La nuova direttiva è emersa grazie alla pubblicazione del testo integrale dello statuto da parte dell’Istituto per la sicurezza nazionale sudcoreano, che per la prima volta lo ha reso accessibile al pubblico. Già nel giugno 2024, i servizi segreti di Seul avevano fatto sapere che il partito aveva modificato lo statuto per allinearlo alle nuove direttive di Pyongyang, ma mancava ancora un testo ufficiale che lo confermasse.
Kim Jong Un rompe con la Corea del Sud: Pyongyang cancella la “riunificazione pacifica”
Nel documento, che include anche le modifiche approvate lo scorso febbraio durante il Nono congresso del partito, spariscono inoltre i riferimenti alla presenza militare americana nel Sud e alle cosiddette “forze esterne”.
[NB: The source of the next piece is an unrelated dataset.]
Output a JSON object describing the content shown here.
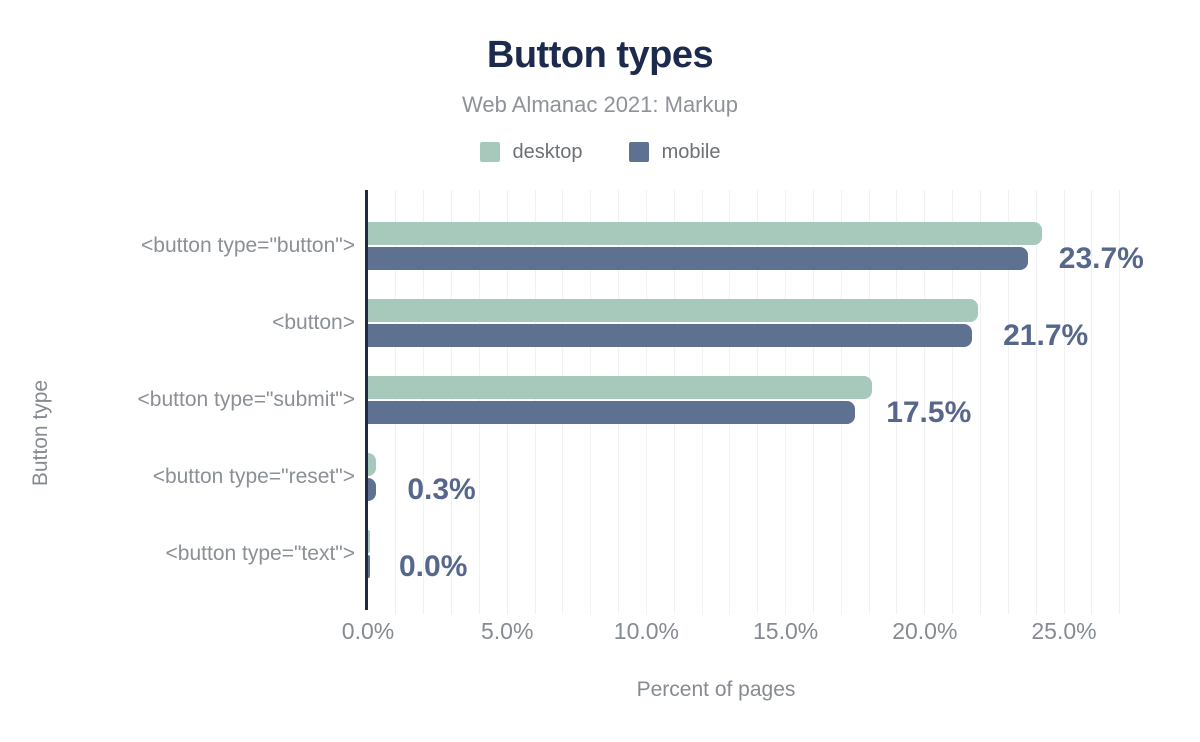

Sostanzialmente, Kim Jong Un decreta che la riunificazione pacifica con Seul non sia più un obiettivo realistico, archiviando di fatto i sogni di arrivare a una sola nazione nella penisola coreana.
Dal documento emerge anche un’altra inattesa novità: in caso di guerra, sarà possibile sospendere le elezioni interne, mentre per entrare nel partito ora serviranno almeno 20 anni, non più 18.